Your humanitarian work led to your nomination for the Nobel Peace Prize by a group of 12 African countries. Has this opened doors for you?
“It’s nice to be a nominee, but it’s a long way from being awarded the prize. There’s a big difference, as I learned when I was a student of Elie Wiesel. We all want recognition, and it certainly helps create trust, as it indicates that even if your goals are business-oriented, they’re first and foremost aimed at doing good, not making money. If the Nobel Committee wants to honor someone who’s working for the planet from the perspective of consciousness-raising and activism, I'd rather Greta Thunberg get the prize. If the committee wants to emphasize solutions to address the climate crisis, then I'd be pleased to also be chosen.”
Does the fact of your being Israeli and Jewish affect your work worldwide?
“As a Jew and an Israeli, being where genocide occurred [Rwanda] is very significant. Rwandan President Paul Kagame understood that he needed to take an example from a people that underwent trauma, who came out of darkness into the light, as we did. I was in Djibouti, with whom we don’t have diplomatic relations. But they know about Israel and value our knowledge. There’s a big advantage in being identified with Israel as the Startup Nation.
“In those countries, they know their Bible and can quote from it much better than many Jews. They believe in us more than we believe in ourselves, and that’s a big responsibility. We don’t have a large staff; we’re 12 Israelis and eight locals in each country. And our emphasis is social welfare: We invest via training local students in the Arava to learn about renewable energy. We seek to do good by locating our solar fields adjacent to orphanages, to help them economically. We require that suppliers be local, and thereby create jobs.”

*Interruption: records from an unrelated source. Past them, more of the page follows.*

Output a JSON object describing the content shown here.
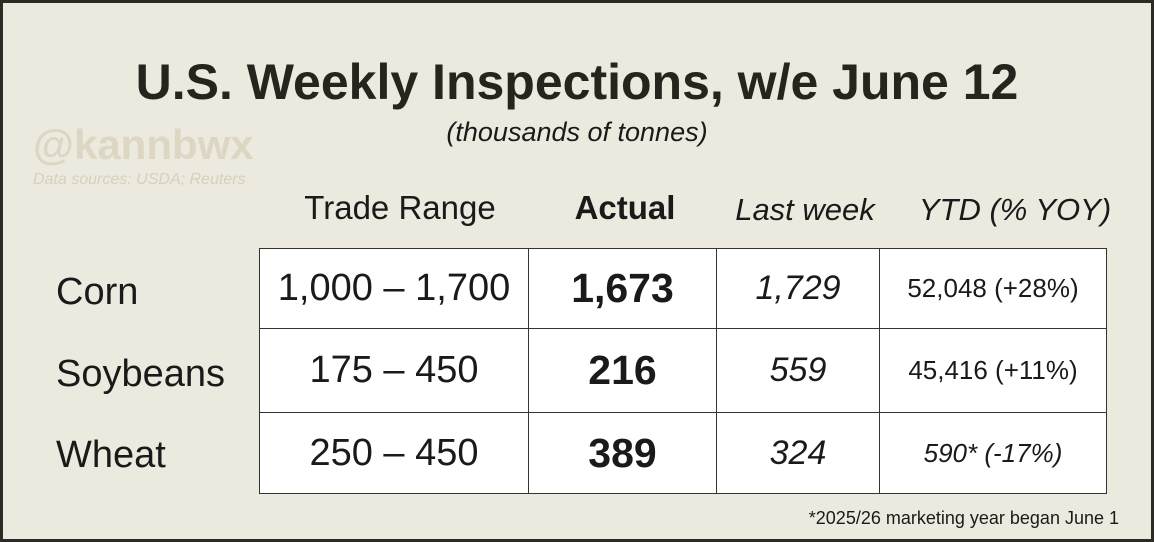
{
  "title": "U.S. Weekly Inspections, w/e June 12",
  "subtitle": "(thousands of tonnes)",
  "watermark": "@kannbwx",
  "source": "Data sources: USDA; Reuters",
  "table": {
    "headers": [
      "Trade Range",
      "Actual",
      "Last week",
      "YTD (% YOY)"
    ],
    "rows": [
      [
        "Corn",
        "1,000 – 1,700",
        "1,673",
        "1,729",
        "52,048 (+28%)"
      ],
      [
        "Soybeans",
        "175 – 450",
        "216",
        "559",
        "45,416 (+11%)"
      ],
      [
        "Wheat",
        "250 – 450",
        "389",
        "324",
        "590* (-17%)"
      ]
    ]
  },
  "footnote": "*2025/26 marketing year began June 1"
}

Do you pay a personal price for your work?
“My ties to Africa are strong, so in my work, I'm saying ‘thank you‘ to Africa, as among other good things, Africa gave us two of our children. Africa is the most struggling continent on the globe, and I'm obligated to it because of that,” Abramowitz says with obvious emotion.
“There are those who think we’re wealthy because of what we did in the Arava, but everything that we have is invested in Africa. When I succeeded in Rwanda and Burundi, I didn’t take the bonus to which I'm entitled, as every cent needs to go toward operations, until Energiya Global Capital becomes profitable. Right now we’re in a deficit, and it means pressure every day. There’re nights when I don’t sleep; I worry about our mortgage payments.
"All of my activity in Israel is on a volunteer basis. For example, in the Bedouin community, where it’s a disgrace that an hour and a half drive from Israel’s center there’s such poverty, no electricity, and no running water. I'm not an entity that profits from the poorest people in Israel, but rather first and foremost, I come to help. Otherwise, what moral standing do I have?”